Here, the court directed Dean to submit a proposed order reviving the judgment, which the court, in its discretion, was entitled to do. “[A] trial court has broad discretion to control its docket and enforce compliance with its orders.” Sw. Parts Supply, Inc. v. Winterer, 360 S.W.3d 349, 354 (Mo. App. E.D. 2012); John L. Thuston and Assocs. v. Fed. Deposit Ins. Corp., 869 S.W.2d 105, 108 (Mo. App. W.D. 1993) (“The trial court is vested with a broad discretion in controlling the docket and the progress of the litigation.”). The circuit court clearly had the authority to direct Dean to submit a proposed order, and such action was not an abuse of discretion. Id. But Dean did not submit the proposed order for more than five years, so Dean's motion to revive the judgment remained an open matter before the court during that time.
Docket entries throughout 2017 and 2018 show that the parties were actively litigating related garnishment issues. Dean filed multiple requests for execution/garnishment, some of which resulted in payments to the court, and Rigoli filed three motions to quash garnishments, all of which were granted. Then, on February 28, 2020, the court ceased all action on Dean's garnishments, presumably because no written order reviving the 2005 judgment had been entered. It appears that the court's decision to cease all action prompted Dean to file a proposed order reviving the judgment with the court that same day.

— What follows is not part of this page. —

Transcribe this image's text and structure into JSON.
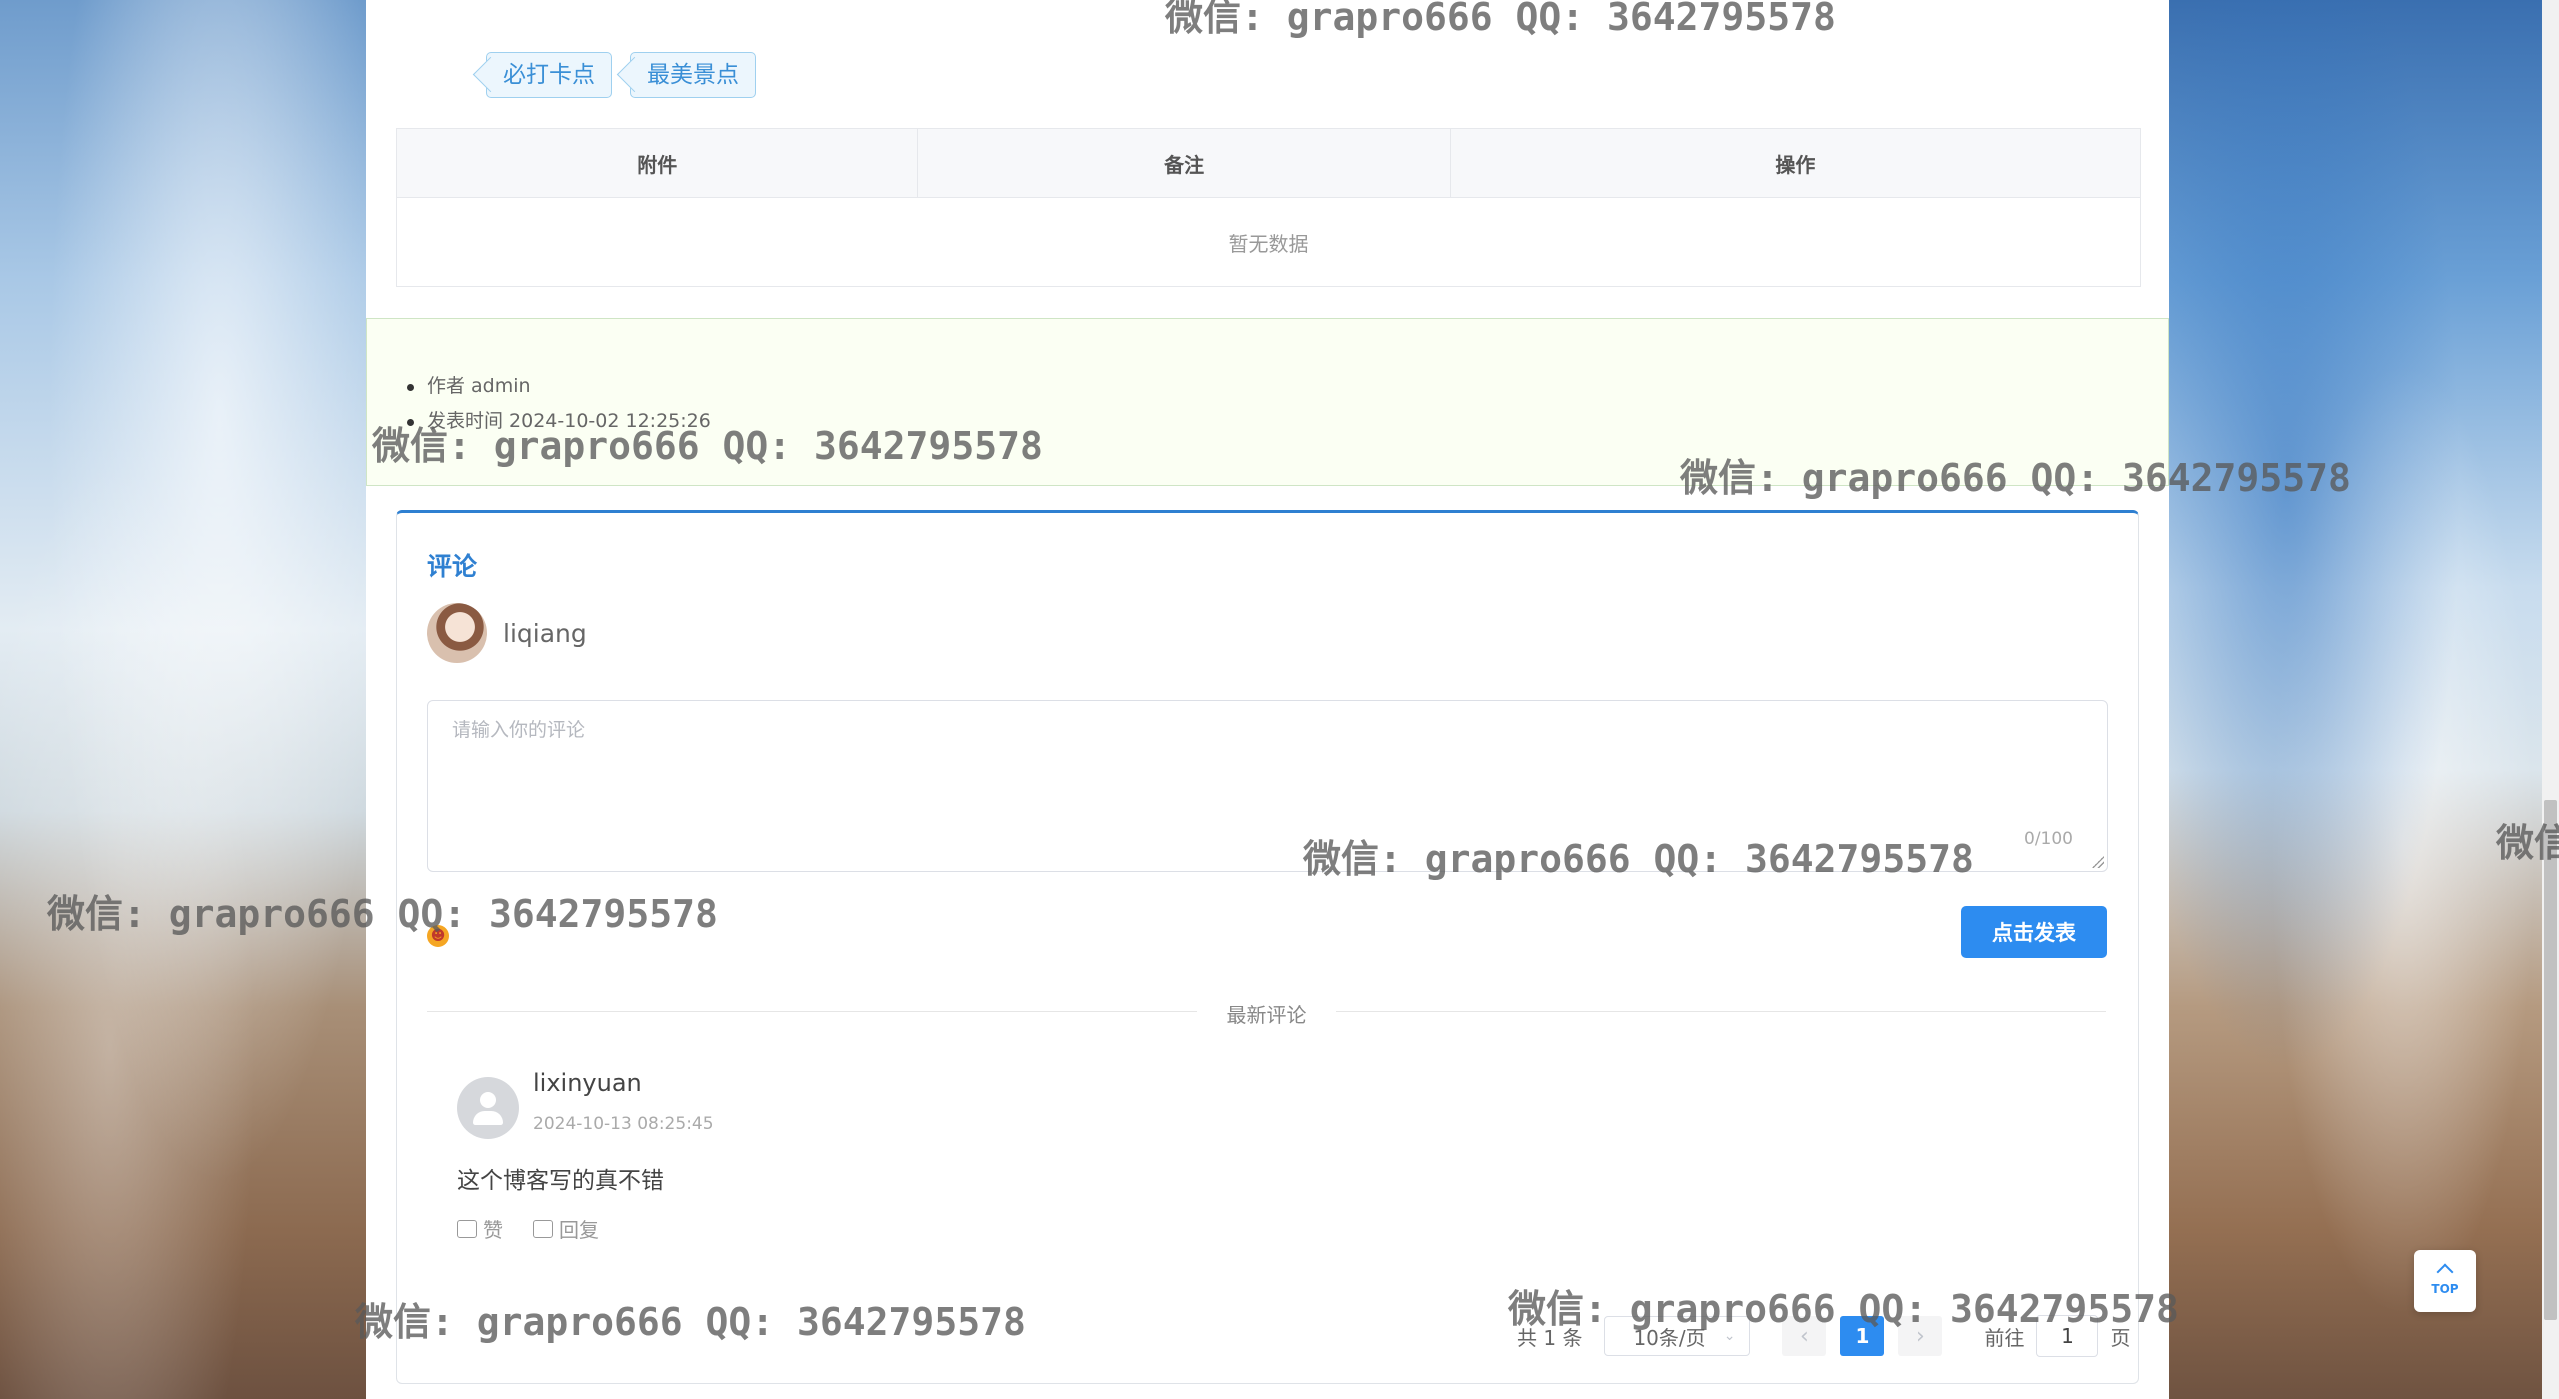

After the proposed order was filed and a hearing was held, the court denied Dean's motion to enter its proposed order reviving the judgment. The court also denied Rigoli's request for the court to exercise its discretion to dismiss Dean's motion for failure to prosecute; instead, the court found that Dean's five-year delay in filing the proposed order provided good cause why the judgment should not be revived and that granting Dean's revival motion would cause prejudice and an unjust result to Rigoli. But the court did not explain why Dean's delay constituted good cause or how Rigoli would be prejudiced by entry of a revival order in 2020. The question then is whether delay in filing the proposed order was an adequate basis for a finding of good cause. Neither party provides legal authority to resolve this issue. Rigoli does not cite any authority for the proposition that delay in and of itself constitutes good cause why a judgment should not be revived, and Dean focuses on its timely filing of a motion to revive under Rule 74.09 and Rigoli's failure to show cause in 2015.5
We find Capitol Financial Group, LLC v. Bray, 603 S.W.3d 700 (Mo. App. E.D. 2020) instructive. There, the judgment creditor sought to have a judgment revived. Id. at 701. The judgment debtor argued that the judgment creditor “had not met its burden to prove the judgment was unsatisfied because it failed to produce competent evidence thereof, in that the motion for revival was unverified and not supported by affidavit or sworn testimony.” Id. at 703. The court rejected the debtor's argument because it “was not a permissible objection” to the motion for revival. Id. The debtor “failed to show cause why the judgment should not be revived because he failed to assert one of the limited defenses available to judgment debtors.” Id. “The only available defenses to revival of a judgment are those concerning ‘ whether the judgment creditor initiated the proceeding within the prescribed time of ten years;  whether service, either personal or by publication, was obtained on the judgment debtor;  whether the judgment existed; and  whether the judgment was satisfied.’ ” Id. (quoting Elliott v. Cockrell, 943 S.W.2d 328, 330 (Mo. App. E.D. 1997) (reversing and remanding an order reviving judgment in a reduced amount because “there were no issues regarding the existence of the judgment, service of process, or initiation of the proceeding within the ten-year period,” and judgment debtor's argument that the judgment was partially paid was not an available defense to revival)). Good cause based solely on delay is not among the “limited defenses” that would constitute good cause under Capitol Financial, and we decline to expand the list of defenses to include delay based on the sparse record in this case. Other issues may be raised in a proceeding at the time of execution. Elliott, 943 S.W.2d at 330 (in addressing a motion to revive, the court lacked authority to determine the amount owed; the court could only revive the judgment in its original amount, and issues related to computation of the amount remaining to be paid are left for the proceedings at the time of execution).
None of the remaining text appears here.